After discussion with the Central Office sex offender program coordinator it was decided that "I do not think it is advisable to continue with this programming at OCI.'' Therefore. at this time. there will not be a sex offender program at OCI.
Note the criteria. Nothing appears unusual until you get to line 4 - must have "a medical level 4 condition which prevents transfer to another institution." What a farce! If you are in a wheelchair or terminally ill, you can take the program. If you're still alive or walking you can't!! Of course only 5 people qualified -- they were housed in 10E-1 dorm or Frazier Health Center.
"Ben" has now served 20 years for an offense with a consenting underage partner. Many armed robbers, drug dealers and burglars have been out and back while he sits here slowly dying. Murderers do less time. And yet he was expected to take a program that they don't recognize even though it's their own program.
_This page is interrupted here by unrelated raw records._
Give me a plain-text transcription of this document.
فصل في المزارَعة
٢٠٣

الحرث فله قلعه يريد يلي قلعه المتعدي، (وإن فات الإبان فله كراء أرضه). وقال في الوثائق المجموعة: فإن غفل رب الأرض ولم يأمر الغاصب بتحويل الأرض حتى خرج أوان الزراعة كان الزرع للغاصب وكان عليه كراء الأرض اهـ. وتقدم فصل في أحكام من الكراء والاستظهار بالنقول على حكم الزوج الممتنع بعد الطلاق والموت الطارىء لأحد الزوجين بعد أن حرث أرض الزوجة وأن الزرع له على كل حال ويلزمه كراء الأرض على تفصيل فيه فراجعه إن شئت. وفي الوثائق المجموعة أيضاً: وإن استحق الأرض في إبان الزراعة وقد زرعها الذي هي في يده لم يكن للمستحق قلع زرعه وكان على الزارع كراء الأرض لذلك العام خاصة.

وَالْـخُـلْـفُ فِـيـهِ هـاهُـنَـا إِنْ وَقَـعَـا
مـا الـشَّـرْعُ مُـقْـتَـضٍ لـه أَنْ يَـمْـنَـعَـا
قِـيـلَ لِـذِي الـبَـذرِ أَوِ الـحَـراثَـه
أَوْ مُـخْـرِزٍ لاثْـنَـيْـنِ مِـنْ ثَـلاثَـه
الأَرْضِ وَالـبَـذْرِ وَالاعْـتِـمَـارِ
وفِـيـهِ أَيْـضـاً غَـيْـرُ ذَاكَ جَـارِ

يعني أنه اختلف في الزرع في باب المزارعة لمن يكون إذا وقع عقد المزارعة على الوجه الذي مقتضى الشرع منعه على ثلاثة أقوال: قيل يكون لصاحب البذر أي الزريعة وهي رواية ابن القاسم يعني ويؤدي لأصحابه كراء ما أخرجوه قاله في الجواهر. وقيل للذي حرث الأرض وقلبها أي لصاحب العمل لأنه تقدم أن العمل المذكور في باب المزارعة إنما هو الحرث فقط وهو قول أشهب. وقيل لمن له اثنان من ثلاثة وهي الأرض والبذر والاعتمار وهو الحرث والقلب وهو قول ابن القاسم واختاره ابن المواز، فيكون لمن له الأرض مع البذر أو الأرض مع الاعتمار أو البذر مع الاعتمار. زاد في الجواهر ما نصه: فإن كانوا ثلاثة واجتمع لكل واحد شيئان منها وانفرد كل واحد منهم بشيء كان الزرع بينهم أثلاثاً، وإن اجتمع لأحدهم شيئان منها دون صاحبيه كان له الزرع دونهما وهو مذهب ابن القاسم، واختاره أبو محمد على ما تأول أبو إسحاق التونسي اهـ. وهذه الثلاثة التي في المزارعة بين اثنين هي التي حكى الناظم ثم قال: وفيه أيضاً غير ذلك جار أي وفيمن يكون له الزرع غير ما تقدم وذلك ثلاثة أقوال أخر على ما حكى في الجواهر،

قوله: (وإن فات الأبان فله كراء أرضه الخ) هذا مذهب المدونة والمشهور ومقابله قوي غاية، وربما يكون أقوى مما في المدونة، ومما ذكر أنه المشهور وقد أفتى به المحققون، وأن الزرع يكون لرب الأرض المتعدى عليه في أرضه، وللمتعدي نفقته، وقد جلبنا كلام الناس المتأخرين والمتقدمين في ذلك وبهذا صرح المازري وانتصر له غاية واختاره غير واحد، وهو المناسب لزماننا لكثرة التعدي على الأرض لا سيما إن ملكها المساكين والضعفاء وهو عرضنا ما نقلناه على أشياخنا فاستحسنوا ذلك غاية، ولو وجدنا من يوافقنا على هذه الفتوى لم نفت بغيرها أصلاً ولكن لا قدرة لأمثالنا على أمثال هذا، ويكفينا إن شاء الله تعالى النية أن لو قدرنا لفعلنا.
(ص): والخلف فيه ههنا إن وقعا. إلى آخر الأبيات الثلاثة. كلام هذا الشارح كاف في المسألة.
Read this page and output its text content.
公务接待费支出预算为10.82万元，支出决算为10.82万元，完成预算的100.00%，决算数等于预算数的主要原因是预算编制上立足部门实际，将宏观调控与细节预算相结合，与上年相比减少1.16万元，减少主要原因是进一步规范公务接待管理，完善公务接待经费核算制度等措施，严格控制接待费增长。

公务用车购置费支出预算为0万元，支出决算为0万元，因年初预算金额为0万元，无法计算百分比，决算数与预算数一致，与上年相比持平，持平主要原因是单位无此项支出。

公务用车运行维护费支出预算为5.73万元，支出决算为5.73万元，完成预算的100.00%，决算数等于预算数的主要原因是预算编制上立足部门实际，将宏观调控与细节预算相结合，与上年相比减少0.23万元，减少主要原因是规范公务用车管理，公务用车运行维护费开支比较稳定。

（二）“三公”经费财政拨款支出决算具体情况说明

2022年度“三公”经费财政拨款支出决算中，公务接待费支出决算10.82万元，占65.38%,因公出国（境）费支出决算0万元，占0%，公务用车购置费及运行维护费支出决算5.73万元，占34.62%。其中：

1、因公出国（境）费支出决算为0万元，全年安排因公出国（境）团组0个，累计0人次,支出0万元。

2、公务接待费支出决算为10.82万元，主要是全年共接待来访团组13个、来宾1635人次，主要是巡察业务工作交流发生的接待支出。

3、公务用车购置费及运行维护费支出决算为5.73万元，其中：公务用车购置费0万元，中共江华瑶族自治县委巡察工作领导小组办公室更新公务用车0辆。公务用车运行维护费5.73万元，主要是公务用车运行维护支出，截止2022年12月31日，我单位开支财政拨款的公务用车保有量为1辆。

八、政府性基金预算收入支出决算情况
Sex offender programs have been shown by the DR&C's own statistics to work. Sex offenders have the second lowest recidivism rate in the state and yet do horrendous amounts of time while drug dealers, who draw crime and violence like flies to honey, get honor status and 18 month sentences. Something is wrong, terribly wrong, when someone who has problems tries to correct them and is blocked at every turn by the very people who say "get help."
"Ben" is not the only one who has been lied to and tortured in this manner -- thousands are involved. The program announced at Orient was never meant to be implemented but was only a show for the legislature to get the extra money. Statewide, the same thing probably happened with other programs in other institutions. Every woman in the state of Ohio should be hopping mad that the DR&C refuses to make available state-wide programs that have proven successful at making our streets safer. The DR&C claims there are 7,000 sex offenders in Ohio's prison population. To this writer, a sex offense is just that, an offense between two people in which sex is involved.
In Ohio, selling pictures is considered a sex offense. Ohio needs to redefine what is and is not a real sex offense and then, the DR&C should be required to provide comprehensive sex offender programs in every institution statewide. It is time to stop being close-minded, prejudiced, and ignorant. It is time that Ohio's women stood up and spoke up, requiring these programs and that they be recognized.